What we’re facing today doesn’t change that. In fact, it illuminates it. Maybe this year makes it even more real.

We are not hopeless: there’s a tangible hope if we choose to believe it. We are not isolated: we are fully known and fully loved regardless of who sits at our table this year. We are not forgotten or forsaken: there is room for good here.

It Doesn’t Take the Hard Away

This hope doesn’t mean right now isn’t hard.

It doesn’t mean it’s not okay to feel the heaviness of current events, of the loss of this year and the year before it. It doesn’t mean that sorrow here on Earth doesn’t exist in a real, crushing way.

But JUST maybe it allows us to look for the small things in a way that we haven’t maybe held tightly in the past when everything felt “normal.”

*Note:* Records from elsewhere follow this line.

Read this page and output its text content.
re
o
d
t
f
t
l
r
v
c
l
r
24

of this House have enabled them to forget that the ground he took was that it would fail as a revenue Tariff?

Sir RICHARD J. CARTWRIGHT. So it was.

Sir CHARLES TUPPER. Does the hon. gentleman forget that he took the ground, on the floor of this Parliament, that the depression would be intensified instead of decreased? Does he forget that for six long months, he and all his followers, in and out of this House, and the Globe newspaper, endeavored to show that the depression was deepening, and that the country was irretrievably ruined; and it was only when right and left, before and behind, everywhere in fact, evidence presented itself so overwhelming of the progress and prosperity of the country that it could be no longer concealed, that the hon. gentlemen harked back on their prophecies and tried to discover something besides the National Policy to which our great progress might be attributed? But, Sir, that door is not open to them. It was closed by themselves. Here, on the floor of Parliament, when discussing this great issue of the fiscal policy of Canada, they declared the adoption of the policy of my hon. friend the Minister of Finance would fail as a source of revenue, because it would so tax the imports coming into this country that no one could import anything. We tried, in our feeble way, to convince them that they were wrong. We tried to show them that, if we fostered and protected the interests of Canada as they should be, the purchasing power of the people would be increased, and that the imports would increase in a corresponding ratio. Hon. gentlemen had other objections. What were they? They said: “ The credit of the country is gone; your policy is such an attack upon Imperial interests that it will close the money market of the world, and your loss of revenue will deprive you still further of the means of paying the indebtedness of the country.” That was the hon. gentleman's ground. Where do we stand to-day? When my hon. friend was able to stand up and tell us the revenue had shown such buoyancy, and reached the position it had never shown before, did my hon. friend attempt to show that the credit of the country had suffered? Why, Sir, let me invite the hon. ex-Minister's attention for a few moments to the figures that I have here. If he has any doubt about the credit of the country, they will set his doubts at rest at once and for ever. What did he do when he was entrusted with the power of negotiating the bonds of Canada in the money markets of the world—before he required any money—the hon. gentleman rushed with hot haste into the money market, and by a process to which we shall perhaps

Maybe it’s a conversation with a neighbor that you’ve gotten to know with more time at home.

Perhaps it’s a new gratitude for the things that ARE constant in your life: your imperfect, more messy than not, home that provides shelter and comfort from the outside.

Maybe it’s your child cracking a joke that makes everyone smile that maybe you would have missed when things were busier.

I don’t know what the small things in your life are… but I’d encourage you to think about the help that has already been sent and the hope of this season that doesn’t change with outside circumstances… and then to look closely at those small things and thank God for them. This is especially important as the outside feels like it’s getting bigger and closing in.

If you’re in that place today, friend: I see you and I feel you. More importantly, your creator does. The unknowns don’t have to be crippling. Look back to the help that has been sent, then look around you: there is good here. There is good in this place… choose to see it and lean in. You have hope to carry on.